De tous les pêle-mêle, l’océan est le plus indivisible et le plus profond.

Essayez de vous rendre compte de ce chaos, si énorme qu’il aboutit au niveau. Il est le récipient universel, réservoir pour les fécondations, creuset pour les transformations. Il amasse, puis disperse ; il accumule, puis ensemence ; il dévore, puis crée. Il reçoit tous les égouts de la terre, et il les thésaurise. Il est solide dans la banquise, liquide dans le flot, fluide dans l’effluve. Comme matière il est masse, et comme force il est abstraction. Il égalise et marie les phénomènes. Il se simplifie par l’infini dans la combinaison. C’est à force de mélange et de trouble qu’il arrive à la transparence. La diversité soluble se fond dans son unité. Il a tant d’éléments qu’il est l’identité. Une de ses gouttes, c’est tout lui. Parce qu’il est plein de tempêtes, il devient l’équilibre. Platon voyait danser les sphères ; chose étrange à dire, mais réelle, dans la colossale évolution terrestre autour du soleil, l’océan, avec son flux et reflux, est le balancier du globe. 

Dans un phénomène de la mer, tous les phénomènes sont présents. La mer est aspirée par le tourbillon comme par un siphon ; un orage est un corps de pompe ; la foudre vient de l’eau comme de l’air ; dans les navires on sent de sourdes secousses, puis une odeur de soufre sort du puits des chaînes. L’océan bout. Le diable a mis la mer dans sa chaudière, disait Ruyter. En de certaines tempêtes qui caractérisent le remous des saisons et les entrées en équilibre des forces génésiaques, les navires battus de l’écume semblent exsuder une lueur, et des flammèches de phosphore courent sur les cordages, si mêlées à la manœuvre que les matelots tendent la main et tâchent de prendre au vol ces oiseaux de feu. Après le tremblement de terre de Lisbonne, une haleine de fournaise poussa vers la ville une lame de soixante pieds de hauteur. L’oscillation océanique se lie à la trépidation terrestre.

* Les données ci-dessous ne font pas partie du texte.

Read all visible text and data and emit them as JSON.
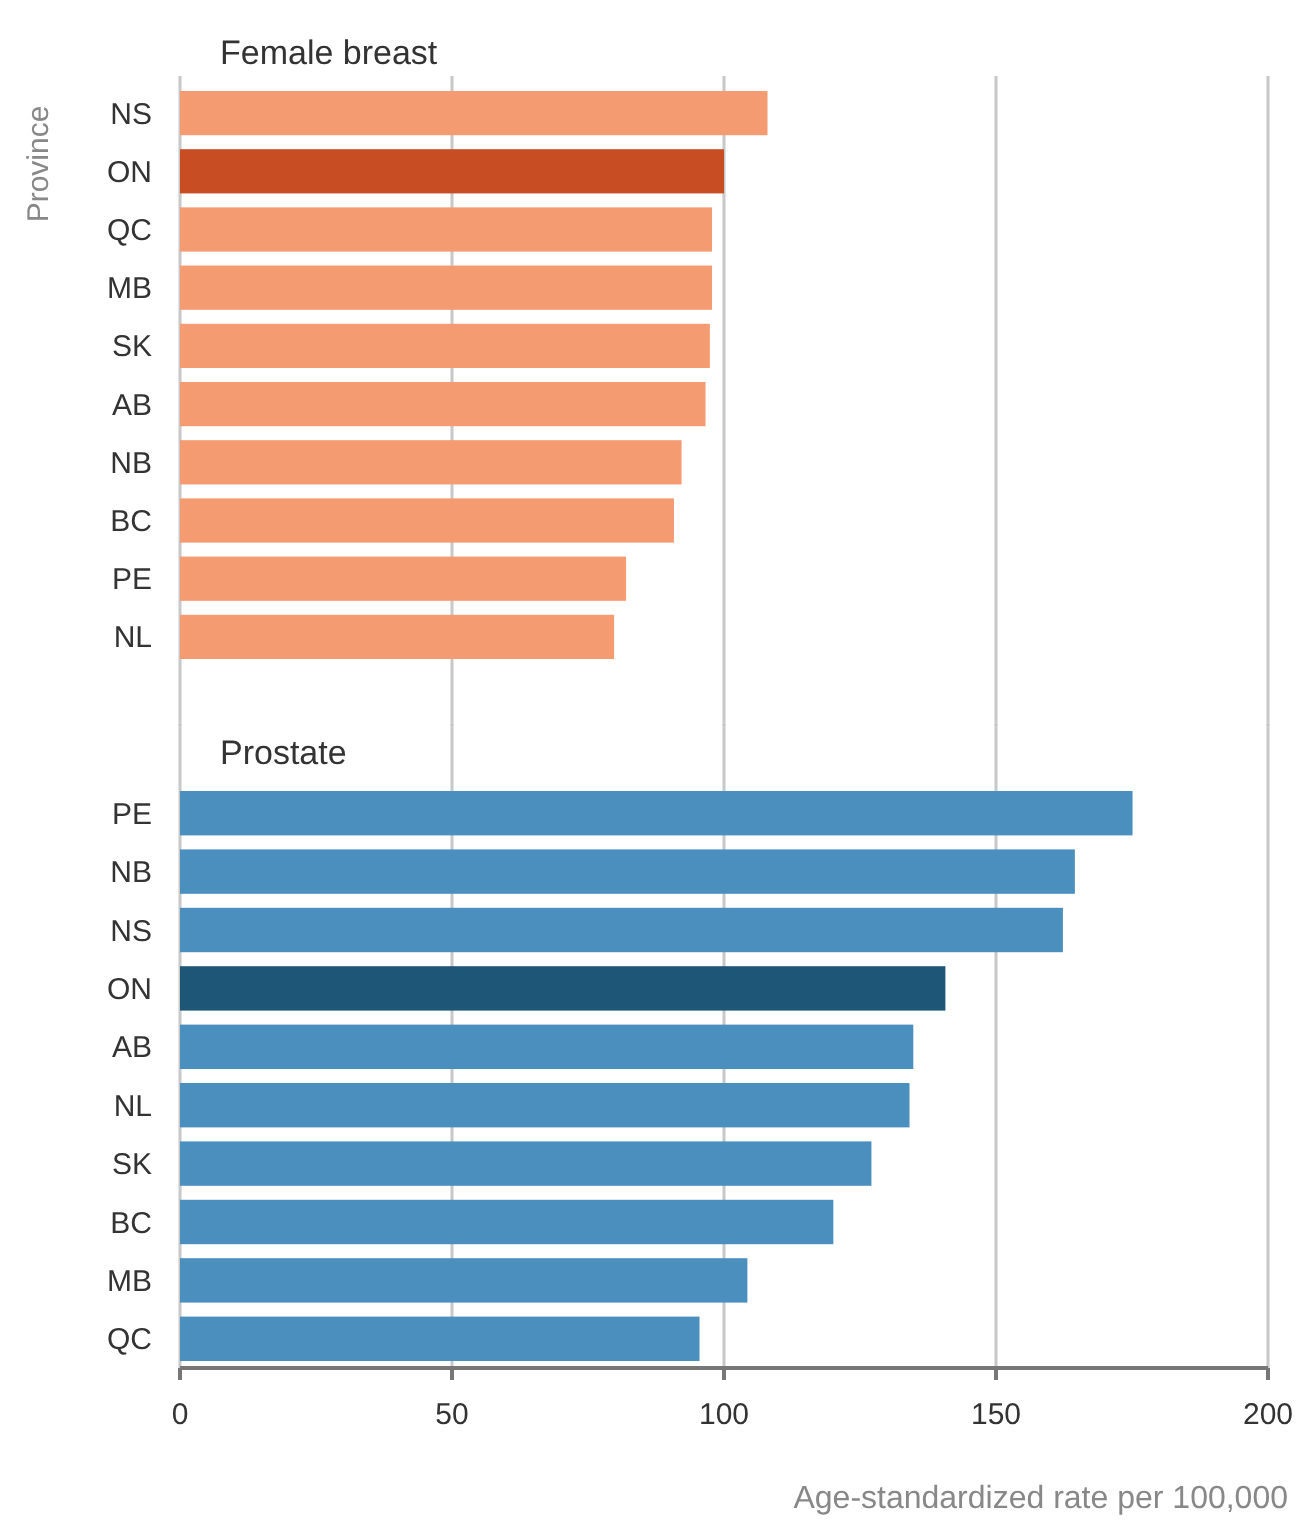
{
  "chart_data": [
    {
      "type": "bar",
      "orientation": "horizontal",
      "title": "Female breast",
      "ylabel": "Province",
      "categories": [
        "NS",
        "ON",
        "QC",
        "MB",
        "SK",
        "AB",
        "NB",
        "BC",
        "PE",
        "NL"
      ],
      "values": [
        108,
        100,
        97.8,
        97.8,
        97.4,
        96.6,
        92.2,
        90.8,
        82,
        79.8
      ],
      "colors": [
        "#f49b72",
        "#c84d22",
        "#f49b72",
        "#f49b72",
        "#f49b72",
        "#f49b72",
        "#f49b72",
        "#f49b72",
        "#f49b72",
        "#f49b72"
      ],
      "xlim": [
        0,
        200
      ],
      "xticks": [
        0,
        50,
        100,
        150,
        200
      ],
      "grid": "x",
      "tick_labels": "y"
    },
    {
      "type": "bar",
      "orientation": "horizontal",
      "title": "Prostate",
      "xlabel": "Age-standardized rate per 100,000",
      "categories": [
        "PE",
        "NB",
        "NS",
        "ON",
        "AB",
        "NL",
        "SK",
        "BC",
        "MB",
        "QC"
      ],
      "values": [
        175.1,
        164.5,
        162.3,
        140.7,
        134.8,
        134.1,
        127.1,
        120.1,
        104.3,
        95.5
      ],
      "colors": [
        "#4b8fbf",
        "#4b8fbf",
        "#4b8fbf",
        "#1e5677",
        "#4b8fbf",
        "#4b8fbf",
        "#4b8fbf",
        "#4b8fbf",
        "#4b8fbf",
        "#4b8fbf"
      ],
      "xlim": [
        0,
        200
      ],
      "xticks": [
        0,
        50,
        100,
        150,
        200
      ],
      "grid": "x"
    }
  ]
}
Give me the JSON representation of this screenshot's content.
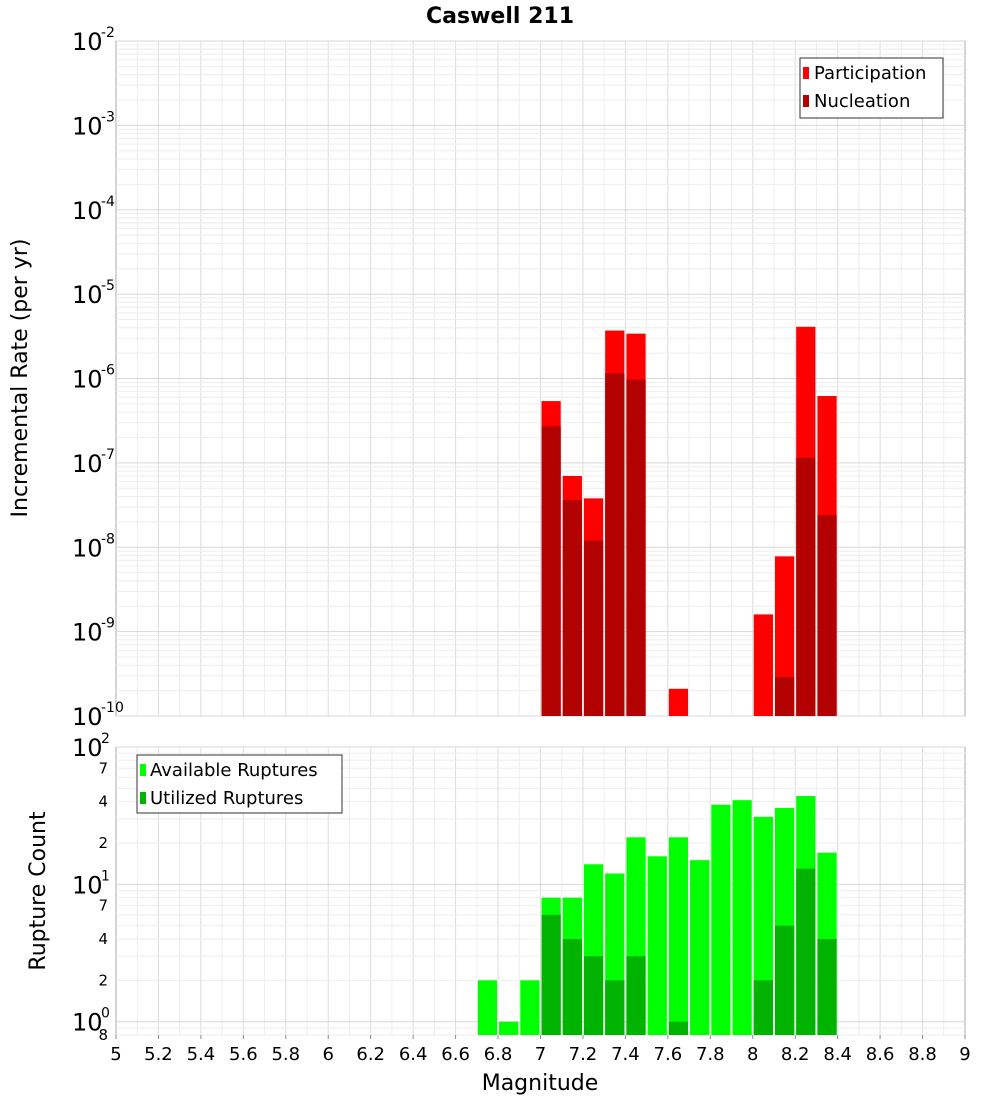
{
  "chart_data": [
    {
      "type": "bar",
      "title": "Caswell 211",
      "xlabel": "",
      "ylabel": "Incremental Rate (per yr)",
      "y_scale": "log",
      "ylim": [
        1e-10,
        0.01
      ],
      "xlim": [
        5,
        9
      ],
      "bar_width": 0.1,
      "grid": true,
      "legend_position": "top-right",
      "y_ticks": [
        {
          "base": "10",
          "exp": "-2",
          "value": 0.01
        },
        {
          "base": "10",
          "exp": "-3",
          "value": 0.001
        },
        {
          "base": "10",
          "exp": "-4",
          "value": 0.0001
        },
        {
          "base": "10",
          "exp": "-5",
          "value": 1e-05
        },
        {
          "base": "10",
          "exp": "-6",
          "value": 1e-06
        },
        {
          "base": "10",
          "exp": "-7",
          "value": 1e-07
        },
        {
          "base": "10",
          "exp": "-8",
          "value": 1e-08
        },
        {
          "base": "10",
          "exp": "-9",
          "value": 1e-09
        },
        {
          "base": "10",
          "exp": "-10",
          "value": 1e-10
        }
      ],
      "series": [
        {
          "name": "Participation",
          "color": "#ff0000",
          "points": [
            {
              "x": 7.05,
              "y": 5.4e-07
            },
            {
              "x": 7.15,
              "y": 7e-08
            },
            {
              "x": 7.25,
              "y": 3.8e-08
            },
            {
              "x": 7.35,
              "y": 3.7e-06
            },
            {
              "x": 7.45,
              "y": 3.4e-06
            },
            {
              "x": 7.65,
              "y": 2.1e-10
            },
            {
              "x": 8.05,
              "y": 1.6e-09
            },
            {
              "x": 8.15,
              "y": 7.8e-09
            },
            {
              "x": 8.25,
              "y": 4.1e-06
            },
            {
              "x": 8.35,
              "y": 6.2e-07
            }
          ]
        },
        {
          "name": "Nucleation",
          "color": "#b30000",
          "points": [
            {
              "x": 7.05,
              "y": 2.7e-07
            },
            {
              "x": 7.15,
              "y": 3.6e-08
            },
            {
              "x": 7.25,
              "y": 1.2e-08
            },
            {
              "x": 7.35,
              "y": 1.15e-06
            },
            {
              "x": 7.45,
              "y": 9.7e-07
            },
            {
              "x": 8.15,
              "y": 2.9e-10
            },
            {
              "x": 8.25,
              "y": 1.15e-07
            },
            {
              "x": 8.35,
              "y": 2.4e-08
            }
          ]
        }
      ]
    },
    {
      "type": "bar",
      "title": "",
      "xlabel": "Magnitude",
      "ylabel": "Rupture Count",
      "y_scale": "log",
      "ylim": [
        0.8,
        100
      ],
      "xlim": [
        5,
        9
      ],
      "bar_width": 0.1,
      "grid": true,
      "legend_position": "top-left",
      "x_ticks": [
        "5",
        "5.2",
        "5.4",
        "5.6",
        "5.8",
        "6",
        "6.2",
        "6.4",
        "6.6",
        "6.8",
        "7",
        "7.2",
        "7.4",
        "7.6",
        "7.8",
        "8",
        "8.2",
        "8.4",
        "8.6",
        "8.8",
        "9"
      ],
      "y_major_ticks": [
        {
          "base": "10",
          "exp": "2",
          "value": 100
        },
        {
          "base": "10",
          "exp": "1",
          "value": 10
        },
        {
          "base": "10",
          "exp": "0",
          "value": 1
        }
      ],
      "y_minor_ticks": [
        {
          "label": "7",
          "value": 70
        },
        {
          "label": "4",
          "value": 40
        },
        {
          "label": "2",
          "value": 20
        },
        {
          "label": "7",
          "value": 7
        },
        {
          "label": "4",
          "value": 4
        },
        {
          "label": "2",
          "value": 2
        },
        {
          "label": "8",
          "value": 0.8
        }
      ],
      "series": [
        {
          "name": "Available Ruptures",
          "color": "#00ff00",
          "points": [
            {
              "x": 6.75,
              "y": 2
            },
            {
              "x": 6.85,
              "y": 1
            },
            {
              "x": 6.95,
              "y": 2
            },
            {
              "x": 7.05,
              "y": 8
            },
            {
              "x": 7.15,
              "y": 8
            },
            {
              "x": 7.25,
              "y": 14
            },
            {
              "x": 7.35,
              "y": 12
            },
            {
              "x": 7.45,
              "y": 22
            },
            {
              "x": 7.55,
              "y": 16
            },
            {
              "x": 7.65,
              "y": 22
            },
            {
              "x": 7.75,
              "y": 15
            },
            {
              "x": 7.85,
              "y": 38
            },
            {
              "x": 7.95,
              "y": 41
            },
            {
              "x": 8.05,
              "y": 31
            },
            {
              "x": 8.15,
              "y": 36
            },
            {
              "x": 8.25,
              "y": 44
            },
            {
              "x": 8.35,
              "y": 17
            }
          ]
        },
        {
          "name": "Utilized Ruptures",
          "color": "#00b300",
          "points": [
            {
              "x": 7.05,
              "y": 6
            },
            {
              "x": 7.15,
              "y": 4
            },
            {
              "x": 7.25,
              "y": 3
            },
            {
              "x": 7.35,
              "y": 2
            },
            {
              "x": 7.45,
              "y": 3
            },
            {
              "x": 7.65,
              "y": 1
            },
            {
              "x": 8.05,
              "y": 2
            },
            {
              "x": 8.15,
              "y": 5
            },
            {
              "x": 8.25,
              "y": 13
            },
            {
              "x": 8.35,
              "y": 4
            }
          ]
        }
      ]
    }
  ]
}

Ces énergies incommensurables rendent possibles tous les cataclysmes. À la fin de 1864, à cent lieues des côtes de Malabar, une des îles Maldives a sombré. Elle a coulé à fond comme un navire. Les pêcheurs partis le matin n’ont rien retrouvé le soir ; à peine ont-ils pu distinguer vaguement leurs villages sous la mer, et cette fois ce sont les barques qui ont assisté au naufrage des maisons.